Young and deGrom, who turns 35 later this month, said the goal is for the pitcher to return near the end of next season. Both said they were glad to have clarity on what was wrong with the elbow.

Texas won all six games started by deGrom (2-0), but the right-hander threw only 30 1/3 innings. He has a 2.67 ERA with 45 strikeouts and four walks. He threw 3 2/3 scoreless innings against the Yankees in his last start before leaving because of discomfort in his arm.

The Rangers went into Tuesday night’s game against St. Louis with a 39-20 record, the first time they were 19 games over .500 since the end of 2016, their last winning season.

Before going home to Florida over the weekend for the birth of his third child, deGrom threw his fifth bullpen last Wednesday in Detroit.

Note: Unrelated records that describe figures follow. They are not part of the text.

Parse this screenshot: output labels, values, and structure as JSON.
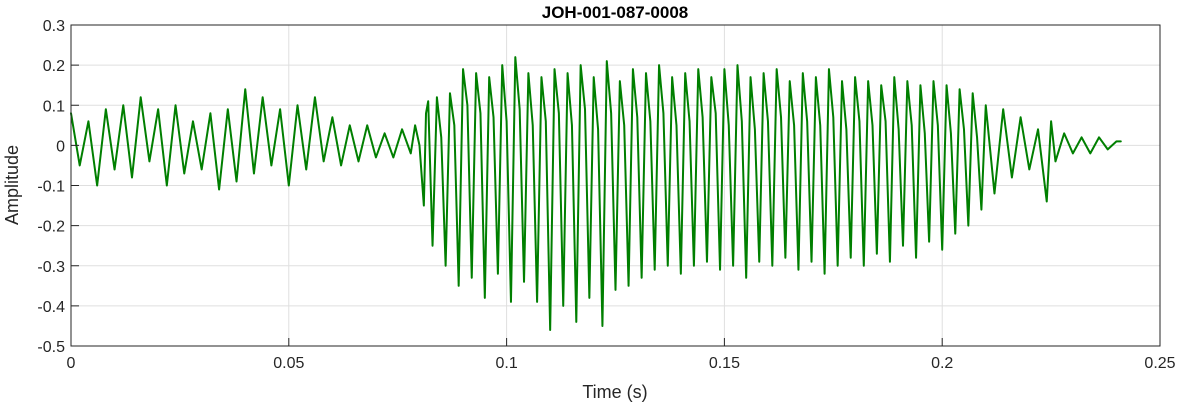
{
  "chart_data": {
    "type": "line",
    "title": "JOH-001-087-0008",
    "xlabel": "Time (s)",
    "ylabel": "Amplitude",
    "xlim": [
      0,
      0.25
    ],
    "ylim": [
      -0.5,
      0.3
    ],
    "xticks": [
      0,
      0.05,
      0.1,
      0.15,
      0.2,
      0.25
    ],
    "xtick_labels": [
      "0",
      "0.05",
      "0.1",
      "0.15",
      "0.2",
      "0.25"
    ],
    "yticks": [
      0.3,
      0.2,
      0.1,
      0,
      -0.1,
      -0.2,
      -0.3,
      -0.4,
      -0.5
    ],
    "ytick_labels": [
      "0.3",
      "0.2",
      "0.1",
      "0",
      "-0.1",
      "-0.2",
      "-0.3",
      "-0.4",
      "-0.5"
    ],
    "grid": true,
    "series": [
      {
        "color": "#007f00",
        "x": [
          0,
          0.002,
          0.004,
          0.006,
          0.008,
          0.01,
          0.012,
          0.014,
          0.016,
          0.018,
          0.02,
          0.022,
          0.024,
          0.026,
          0.028,
          0.03,
          0.032,
          0.034,
          0.036,
          0.038,
          0.04,
          0.042,
          0.044,
          0.046,
          0.048,
          0.05,
          0.052,
          0.054,
          0.056,
          0.058,
          0.06,
          0.062,
          0.064,
          0.066,
          0.068,
          0.07,
          0.072,
          0.074,
          0.076,
          0.078,
          0.079,
          0.08,
          0.081,
          0.0815,
          0.082,
          0.083,
          0.084,
          0.085,
          0.086,
          0.087,
          0.088,
          0.089,
          0.09,
          0.091,
          0.092,
          0.093,
          0.094,
          0.095,
          0.096,
          0.097,
          0.098,
          0.099,
          0.1,
          0.101,
          0.102,
          0.103,
          0.104,
          0.105,
          0.106,
          0.107,
          0.108,
          0.109,
          0.11,
          0.111,
          0.112,
          0.113,
          0.114,
          0.115,
          0.116,
          0.117,
          0.118,
          0.119,
          0.12,
          0.121,
          0.122,
          0.123,
          0.124,
          0.125,
          0.126,
          0.127,
          0.128,
          0.129,
          0.13,
          0.131,
          0.132,
          0.133,
          0.134,
          0.135,
          0.136,
          0.137,
          0.138,
          0.139,
          0.14,
          0.141,
          0.142,
          0.143,
          0.144,
          0.145,
          0.146,
          0.147,
          0.148,
          0.149,
          0.15,
          0.151,
          0.152,
          0.153,
          0.154,
          0.155,
          0.156,
          0.157,
          0.158,
          0.159,
          0.16,
          0.161,
          0.162,
          0.163,
          0.164,
          0.165,
          0.166,
          0.167,
          0.168,
          0.169,
          0.17,
          0.171,
          0.172,
          0.173,
          0.174,
          0.175,
          0.176,
          0.177,
          0.178,
          0.179,
          0.18,
          0.181,
          0.182,
          0.183,
          0.184,
          0.185,
          0.186,
          0.187,
          0.188,
          0.189,
          0.19,
          0.191,
          0.192,
          0.193,
          0.194,
          0.195,
          0.196,
          0.197,
          0.198,
          0.199,
          0.2,
          0.201,
          0.202,
          0.203,
          0.204,
          0.205,
          0.206,
          0.207,
          0.208,
          0.209,
          0.21,
          0.212,
          0.214,
          0.216,
          0.218,
          0.22,
          0.222,
          0.224,
          0.225,
          0.226,
          0.228,
          0.23,
          0.232,
          0.234,
          0.236,
          0.238,
          0.24,
          0.241
        ],
        "y": [
          0.08,
          -0.05,
          0.06,
          -0.1,
          0.09,
          -0.06,
          0.1,
          -0.08,
          0.12,
          -0.04,
          0.09,
          -0.1,
          0.1,
          -0.07,
          0.06,
          -0.06,
          0.08,
          -0.11,
          0.09,
          -0.09,
          0.14,
          -0.07,
          0.12,
          -0.05,
          0.09,
          -0.1,
          0.1,
          -0.06,
          0.12,
          -0.04,
          0.07,
          -0.05,
          0.05,
          -0.04,
          0.05,
          -0.03,
          0.03,
          -0.03,
          0.04,
          -0.02,
          0.05,
          0.0,
          -0.15,
          0.08,
          0.11,
          -0.25,
          0.12,
          0.02,
          -0.3,
          0.13,
          0.05,
          -0.35,
          0.19,
          0.1,
          -0.33,
          0.18,
          0.08,
          -0.38,
          0.17,
          0.07,
          -0.32,
          0.2,
          0.06,
          -0.39,
          0.22,
          0.09,
          -0.34,
          0.18,
          0.05,
          -0.39,
          0.17,
          0.06,
          -0.46,
          0.19,
          0.08,
          -0.4,
          0.18,
          0.05,
          -0.44,
          0.2,
          0.09,
          -0.38,
          0.17,
          0.04,
          -0.45,
          0.21,
          0.08,
          -0.36,
          0.16,
          0.05,
          -0.35,
          0.19,
          0.07,
          -0.33,
          0.18,
          0.06,
          -0.31,
          0.2,
          0.08,
          -0.3,
          0.17,
          0.05,
          -0.32,
          0.18,
          0.06,
          -0.3,
          0.19,
          0.07,
          -0.29,
          0.17,
          0.08,
          -0.31,
          0.19,
          0.05,
          -0.3,
          0.2,
          0.06,
          -0.33,
          0.17,
          0.04,
          -0.29,
          0.18,
          0.06,
          -0.3,
          0.19,
          0.07,
          -0.28,
          0.16,
          0.05,
          -0.31,
          0.18,
          0.06,
          -0.29,
          0.17,
          0.05,
          -0.32,
          0.19,
          0.07,
          -0.3,
          0.16,
          0.04,
          -0.28,
          0.17,
          0.06,
          -0.3,
          0.16,
          0.05,
          -0.27,
          0.15,
          0.06,
          -0.29,
          0.17,
          0.04,
          -0.25,
          0.16,
          0.05,
          -0.28,
          0.15,
          0.03,
          -0.24,
          0.16,
          0.05,
          -0.26,
          0.15,
          0.03,
          -0.22,
          0.14,
          0.04,
          -0.2,
          0.13,
          0.02,
          -0.16,
          0.1,
          -0.12,
          0.09,
          -0.08,
          0.07,
          -0.06,
          0.04,
          -0.14,
          0.06,
          -0.04,
          0.03,
          -0.02,
          0.02,
          -0.02,
          0.02,
          -0.01,
          0.01,
          0.01
        ]
      }
    ]
  }
}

“I’d have days where I’d feel really good, days where I didn’t feel great. So I was kind of riding a roller coaster there for a little bit,” deGrom said. “They said originally there, we just saw some inflammation. … Getting an MRI right after you pitch, I feel like anybody would have inflammation. So, you know, I was hoping that that would get out of there and I would be fine. But it just didn’t work out that way.”

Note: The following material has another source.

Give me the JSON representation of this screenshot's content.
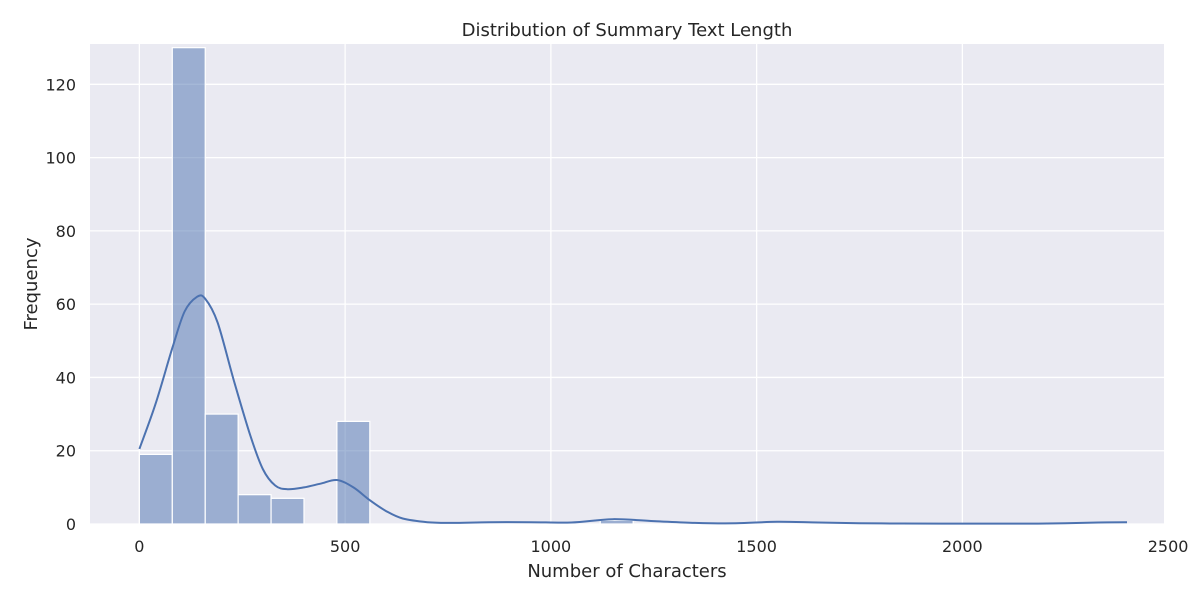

DeGrom spent his first nine big league seasons with the Mets, but was limited by injuries to 156 1/3 innings over 26 starts during his last two years in New York.

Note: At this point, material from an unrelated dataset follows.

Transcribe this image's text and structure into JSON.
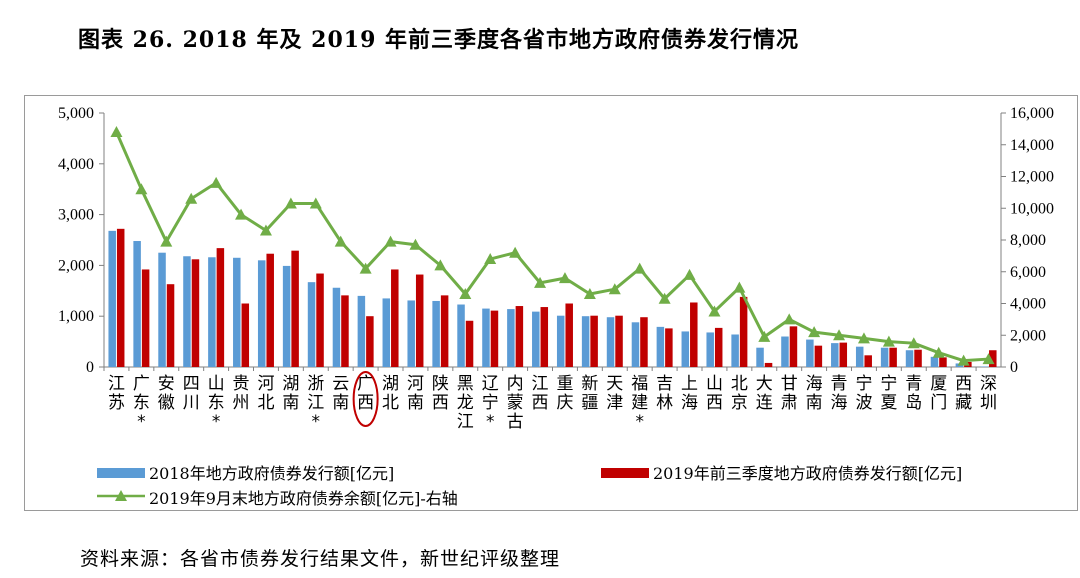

He had a career-low 1.08 ERA over 92 innings in 2021 before missing the final three months of the season with right forearm tightness and a sprained elbow.

The four-time All-Star didn’t make his first big league start last year until Aug. 2 after being shut down late in spring training because of a stress reaction in his right scapula.

His latest injury almost surely will trigger Texas’ conditional option on deGrom’s contract for 2028.

The option takes effect if deGrom has Tommy John surgery on his right elbow from 2023-26 or has any right elbow or shoulder injury that causes him to be on the IL for any period of 130 consecutive days during any season or 186 days in a row during any service period.

The conditional option would be for $20 million, $30 million or $37 million, depending on deGrom’s performance during the contract and health following the 2027 season.

“I feel bad for Jake. If I know Jake, he’ll have the surgery and come back and finish his career strong,” second-year Mets manager Buck Showalter said. “I know how much it means to him. He enjoys pitching. It’s certainly sad news for all of us.”